For more than a year, just about every Friday at noon, Invaliden Park in downtown Berlin was transformed into a vivacious, noisy, swarming hubbub with teenage speakers, bands, and live dance acts — as well as Germany’s top climate scientists — all sharing a makeshift stage and a microphone.
For more than a year, just about every Friday at noon, Invaliden Park in downtown Berlin was transformed into a vivacious, noisy, swarming hubbub with teenage speakers, bands, and live dance acts — as well as Germany’s top climate scientists — all sharing a makeshift stage and a microphone. Several thousand mostly school-age pupils waved banners and placards proclaiming “There is no Planet B,” “School Strike for Climate,” and “We’re on strike until you act!” Their chants against fossil fuels and for swift, decisive action on global warming echoed against the granite facades of the federal ministries for economy and transportation, both adjacent to the square.
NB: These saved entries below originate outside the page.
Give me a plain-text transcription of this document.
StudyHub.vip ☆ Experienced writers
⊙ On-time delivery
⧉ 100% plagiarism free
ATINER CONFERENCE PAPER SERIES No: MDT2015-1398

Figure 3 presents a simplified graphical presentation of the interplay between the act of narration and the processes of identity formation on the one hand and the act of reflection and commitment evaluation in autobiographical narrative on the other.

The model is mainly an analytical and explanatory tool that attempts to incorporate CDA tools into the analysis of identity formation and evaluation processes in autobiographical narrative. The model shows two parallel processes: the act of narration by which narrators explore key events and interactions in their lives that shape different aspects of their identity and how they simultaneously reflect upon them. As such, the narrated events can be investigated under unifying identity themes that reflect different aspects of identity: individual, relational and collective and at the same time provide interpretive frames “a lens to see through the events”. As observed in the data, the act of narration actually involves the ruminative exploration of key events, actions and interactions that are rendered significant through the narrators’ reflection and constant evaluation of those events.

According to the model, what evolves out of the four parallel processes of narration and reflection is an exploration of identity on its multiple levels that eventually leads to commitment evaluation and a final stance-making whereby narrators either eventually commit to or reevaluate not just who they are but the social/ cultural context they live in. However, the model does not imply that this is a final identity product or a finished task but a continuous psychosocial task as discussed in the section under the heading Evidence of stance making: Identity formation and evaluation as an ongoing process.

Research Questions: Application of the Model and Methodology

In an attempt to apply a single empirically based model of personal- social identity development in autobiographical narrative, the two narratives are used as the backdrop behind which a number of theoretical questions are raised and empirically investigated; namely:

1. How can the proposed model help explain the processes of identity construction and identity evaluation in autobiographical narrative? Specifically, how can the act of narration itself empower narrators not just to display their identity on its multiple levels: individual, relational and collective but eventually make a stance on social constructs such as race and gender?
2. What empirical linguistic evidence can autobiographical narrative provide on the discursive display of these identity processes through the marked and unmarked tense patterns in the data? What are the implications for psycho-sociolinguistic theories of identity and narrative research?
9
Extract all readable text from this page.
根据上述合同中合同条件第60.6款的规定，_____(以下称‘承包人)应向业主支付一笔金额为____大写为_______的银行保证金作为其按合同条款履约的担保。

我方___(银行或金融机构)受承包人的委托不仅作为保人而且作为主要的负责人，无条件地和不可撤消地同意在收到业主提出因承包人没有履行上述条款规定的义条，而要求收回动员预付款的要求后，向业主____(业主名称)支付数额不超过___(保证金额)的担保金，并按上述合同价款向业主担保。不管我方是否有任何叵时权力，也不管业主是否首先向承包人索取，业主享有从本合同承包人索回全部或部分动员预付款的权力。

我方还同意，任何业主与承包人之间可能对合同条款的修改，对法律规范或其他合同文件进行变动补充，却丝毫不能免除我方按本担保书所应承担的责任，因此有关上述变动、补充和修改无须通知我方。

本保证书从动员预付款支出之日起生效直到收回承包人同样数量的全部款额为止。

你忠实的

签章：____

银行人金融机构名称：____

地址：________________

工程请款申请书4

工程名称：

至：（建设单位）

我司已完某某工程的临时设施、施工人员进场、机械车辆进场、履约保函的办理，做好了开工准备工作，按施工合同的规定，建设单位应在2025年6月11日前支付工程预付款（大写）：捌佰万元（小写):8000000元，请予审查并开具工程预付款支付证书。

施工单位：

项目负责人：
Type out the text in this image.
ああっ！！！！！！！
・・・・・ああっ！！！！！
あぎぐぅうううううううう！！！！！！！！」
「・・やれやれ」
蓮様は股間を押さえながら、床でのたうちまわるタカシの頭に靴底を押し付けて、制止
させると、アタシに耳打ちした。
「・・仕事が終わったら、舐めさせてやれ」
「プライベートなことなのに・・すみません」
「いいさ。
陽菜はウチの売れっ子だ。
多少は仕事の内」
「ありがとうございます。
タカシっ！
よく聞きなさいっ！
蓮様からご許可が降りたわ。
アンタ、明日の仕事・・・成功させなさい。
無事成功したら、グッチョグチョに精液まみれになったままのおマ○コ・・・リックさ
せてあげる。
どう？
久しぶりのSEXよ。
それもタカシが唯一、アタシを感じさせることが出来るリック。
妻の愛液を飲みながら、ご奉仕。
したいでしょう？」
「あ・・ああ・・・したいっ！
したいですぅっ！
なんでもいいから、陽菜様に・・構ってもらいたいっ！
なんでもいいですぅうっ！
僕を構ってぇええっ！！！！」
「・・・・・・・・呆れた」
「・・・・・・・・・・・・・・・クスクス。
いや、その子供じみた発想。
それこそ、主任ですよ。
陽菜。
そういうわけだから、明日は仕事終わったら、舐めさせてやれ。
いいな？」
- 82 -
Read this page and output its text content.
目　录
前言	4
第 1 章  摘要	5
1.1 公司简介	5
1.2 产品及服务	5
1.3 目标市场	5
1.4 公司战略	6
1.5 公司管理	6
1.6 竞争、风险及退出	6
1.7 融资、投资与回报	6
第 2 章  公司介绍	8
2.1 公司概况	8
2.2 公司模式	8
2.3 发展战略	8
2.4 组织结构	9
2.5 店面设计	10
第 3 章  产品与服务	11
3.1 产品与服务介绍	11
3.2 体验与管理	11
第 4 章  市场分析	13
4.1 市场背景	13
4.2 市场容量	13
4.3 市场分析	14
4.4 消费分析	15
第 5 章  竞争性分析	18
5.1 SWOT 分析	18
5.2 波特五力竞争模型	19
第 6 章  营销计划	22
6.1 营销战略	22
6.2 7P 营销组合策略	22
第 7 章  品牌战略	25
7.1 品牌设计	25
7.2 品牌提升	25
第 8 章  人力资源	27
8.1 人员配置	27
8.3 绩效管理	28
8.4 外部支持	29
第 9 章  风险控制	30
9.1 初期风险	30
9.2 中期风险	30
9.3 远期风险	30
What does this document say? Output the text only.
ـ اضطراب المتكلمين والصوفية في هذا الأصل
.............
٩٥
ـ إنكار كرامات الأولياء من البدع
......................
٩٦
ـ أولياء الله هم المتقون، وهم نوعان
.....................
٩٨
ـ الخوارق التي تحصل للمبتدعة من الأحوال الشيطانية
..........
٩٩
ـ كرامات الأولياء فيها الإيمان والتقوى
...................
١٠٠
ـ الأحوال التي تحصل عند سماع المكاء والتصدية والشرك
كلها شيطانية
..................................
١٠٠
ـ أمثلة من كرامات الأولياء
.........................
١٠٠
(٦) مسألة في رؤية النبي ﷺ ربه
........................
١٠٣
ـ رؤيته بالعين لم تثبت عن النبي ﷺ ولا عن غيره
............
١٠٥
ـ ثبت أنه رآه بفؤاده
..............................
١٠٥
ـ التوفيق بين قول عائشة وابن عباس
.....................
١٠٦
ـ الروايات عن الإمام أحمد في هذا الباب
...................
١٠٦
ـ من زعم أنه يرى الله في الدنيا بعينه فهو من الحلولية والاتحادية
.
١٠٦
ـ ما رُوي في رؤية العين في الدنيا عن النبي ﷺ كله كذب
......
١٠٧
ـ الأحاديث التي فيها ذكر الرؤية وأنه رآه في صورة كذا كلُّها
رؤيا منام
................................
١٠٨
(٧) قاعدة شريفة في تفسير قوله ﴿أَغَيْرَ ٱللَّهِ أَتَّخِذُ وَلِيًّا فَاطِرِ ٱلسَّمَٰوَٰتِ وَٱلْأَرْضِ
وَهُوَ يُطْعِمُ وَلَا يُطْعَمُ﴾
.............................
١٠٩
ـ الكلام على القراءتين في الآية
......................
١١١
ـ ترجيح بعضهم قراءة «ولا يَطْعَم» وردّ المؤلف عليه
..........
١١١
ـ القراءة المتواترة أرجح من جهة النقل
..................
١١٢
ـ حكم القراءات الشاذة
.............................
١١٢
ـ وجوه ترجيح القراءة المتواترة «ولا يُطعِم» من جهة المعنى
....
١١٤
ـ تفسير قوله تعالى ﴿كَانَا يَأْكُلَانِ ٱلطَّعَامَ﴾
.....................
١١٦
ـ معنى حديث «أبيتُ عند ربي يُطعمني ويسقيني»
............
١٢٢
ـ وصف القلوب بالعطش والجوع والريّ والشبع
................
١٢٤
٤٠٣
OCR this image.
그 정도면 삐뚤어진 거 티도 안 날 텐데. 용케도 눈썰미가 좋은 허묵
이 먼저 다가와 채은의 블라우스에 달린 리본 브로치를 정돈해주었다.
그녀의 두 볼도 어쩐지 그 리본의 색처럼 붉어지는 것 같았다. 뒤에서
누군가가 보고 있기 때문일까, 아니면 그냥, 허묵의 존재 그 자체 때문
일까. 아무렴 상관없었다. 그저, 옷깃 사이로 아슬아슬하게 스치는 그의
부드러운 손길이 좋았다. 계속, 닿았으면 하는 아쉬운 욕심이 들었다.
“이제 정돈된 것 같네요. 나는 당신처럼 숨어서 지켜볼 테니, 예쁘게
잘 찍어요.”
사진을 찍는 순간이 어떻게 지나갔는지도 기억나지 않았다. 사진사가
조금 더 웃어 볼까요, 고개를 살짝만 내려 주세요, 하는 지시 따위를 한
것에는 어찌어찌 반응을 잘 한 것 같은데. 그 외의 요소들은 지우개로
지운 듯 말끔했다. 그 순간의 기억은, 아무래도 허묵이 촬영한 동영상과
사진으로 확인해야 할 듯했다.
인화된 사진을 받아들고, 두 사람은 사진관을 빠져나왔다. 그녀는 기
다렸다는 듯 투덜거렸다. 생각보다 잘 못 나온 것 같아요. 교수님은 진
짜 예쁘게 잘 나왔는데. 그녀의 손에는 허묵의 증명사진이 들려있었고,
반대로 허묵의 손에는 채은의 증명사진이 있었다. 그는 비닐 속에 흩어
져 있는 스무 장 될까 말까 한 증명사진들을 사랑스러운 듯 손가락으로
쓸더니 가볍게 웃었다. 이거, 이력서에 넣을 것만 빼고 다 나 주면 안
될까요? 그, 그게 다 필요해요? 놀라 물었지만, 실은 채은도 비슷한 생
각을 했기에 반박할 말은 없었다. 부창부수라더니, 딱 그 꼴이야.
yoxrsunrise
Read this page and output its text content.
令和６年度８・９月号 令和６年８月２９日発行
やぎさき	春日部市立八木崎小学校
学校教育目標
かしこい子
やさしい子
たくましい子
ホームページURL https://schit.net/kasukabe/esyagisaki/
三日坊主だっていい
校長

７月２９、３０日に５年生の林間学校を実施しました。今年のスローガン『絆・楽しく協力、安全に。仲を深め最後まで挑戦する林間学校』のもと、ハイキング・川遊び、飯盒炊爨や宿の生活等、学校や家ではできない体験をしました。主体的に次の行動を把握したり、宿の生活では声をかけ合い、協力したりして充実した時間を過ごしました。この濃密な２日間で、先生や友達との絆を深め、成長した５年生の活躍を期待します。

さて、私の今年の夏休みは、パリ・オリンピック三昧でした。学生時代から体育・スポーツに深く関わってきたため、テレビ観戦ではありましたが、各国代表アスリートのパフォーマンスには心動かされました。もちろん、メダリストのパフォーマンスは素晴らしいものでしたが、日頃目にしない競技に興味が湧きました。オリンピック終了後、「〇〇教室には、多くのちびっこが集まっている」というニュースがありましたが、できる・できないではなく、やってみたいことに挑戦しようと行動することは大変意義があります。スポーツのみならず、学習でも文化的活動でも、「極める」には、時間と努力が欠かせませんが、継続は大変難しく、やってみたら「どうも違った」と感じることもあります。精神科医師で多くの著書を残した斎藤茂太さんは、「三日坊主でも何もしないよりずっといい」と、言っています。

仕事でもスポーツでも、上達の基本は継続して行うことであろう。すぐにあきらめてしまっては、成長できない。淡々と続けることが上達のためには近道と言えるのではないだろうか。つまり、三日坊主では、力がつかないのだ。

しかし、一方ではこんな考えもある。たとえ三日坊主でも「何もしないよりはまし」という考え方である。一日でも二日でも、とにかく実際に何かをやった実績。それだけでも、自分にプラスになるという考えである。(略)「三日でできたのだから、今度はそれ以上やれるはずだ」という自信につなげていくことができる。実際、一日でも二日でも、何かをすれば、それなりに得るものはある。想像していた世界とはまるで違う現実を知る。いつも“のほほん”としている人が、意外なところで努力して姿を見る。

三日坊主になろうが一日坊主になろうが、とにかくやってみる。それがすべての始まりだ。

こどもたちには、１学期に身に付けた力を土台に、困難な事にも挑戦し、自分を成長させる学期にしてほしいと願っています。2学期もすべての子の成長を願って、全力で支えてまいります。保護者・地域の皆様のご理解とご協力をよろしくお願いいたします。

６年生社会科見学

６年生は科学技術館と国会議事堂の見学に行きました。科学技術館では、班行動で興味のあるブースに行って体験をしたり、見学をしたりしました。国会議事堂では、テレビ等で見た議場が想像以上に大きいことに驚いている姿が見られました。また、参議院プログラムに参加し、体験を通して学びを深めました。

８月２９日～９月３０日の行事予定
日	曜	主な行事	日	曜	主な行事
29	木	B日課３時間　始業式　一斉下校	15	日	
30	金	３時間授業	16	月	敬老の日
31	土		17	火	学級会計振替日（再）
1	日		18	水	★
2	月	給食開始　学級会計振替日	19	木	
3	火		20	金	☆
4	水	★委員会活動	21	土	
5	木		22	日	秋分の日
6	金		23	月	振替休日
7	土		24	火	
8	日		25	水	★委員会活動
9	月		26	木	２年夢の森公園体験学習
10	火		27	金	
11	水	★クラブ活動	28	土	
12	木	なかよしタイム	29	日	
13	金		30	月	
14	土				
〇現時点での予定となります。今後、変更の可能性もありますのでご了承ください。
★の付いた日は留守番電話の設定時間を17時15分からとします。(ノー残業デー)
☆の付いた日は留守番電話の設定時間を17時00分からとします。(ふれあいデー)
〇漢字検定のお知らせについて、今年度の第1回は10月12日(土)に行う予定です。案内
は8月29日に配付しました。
The happening was the weekly “school strike” in Berlin of Fridays for Future (FFF), the climate crisis movement that began in 2018 with the Swedish teenager Greta Thunberg skipping school once a week to protest her country’s half-hearted response to climate change. The movement then ricocheted across the globe, mobilizing school-age young people — in wealthy countries as well as poor — as never before. Last year, the campaign culminated in international demonstrations of millions in cities and towns from Cape Town, South Africa to Anchorage, Alaska, all with the same goal: to force their nations to cut greenhouse gas emissions and become carbon-neutral by 2050.
“There was a brilliant logic to the school strikes that drew people in,” explains Bill McKibben, author and co-founder of the climate action group 350.org. “If [the adult world] can’t be bothered to prepare a liveable world for me, why should I be bothered to sit in school and prepare for that future? That basic idea really hit home.”
Fridays for Future can claim some significant achievements, including strongly moving public opinion in favor of climate action and helping Green parties in Europe make major gains in elections. Still, even before the coronavirus outbreak and the banning worldwide of gatherings and demonstrations, the momentum of Fridays for Future had slowed. Fewer young people were attending the weekly protests, and the movement was recalibrating its strategy and tactics, shifting to stepped-up election activities and direct-action campaigns against fossil fuel interests, with mixed success.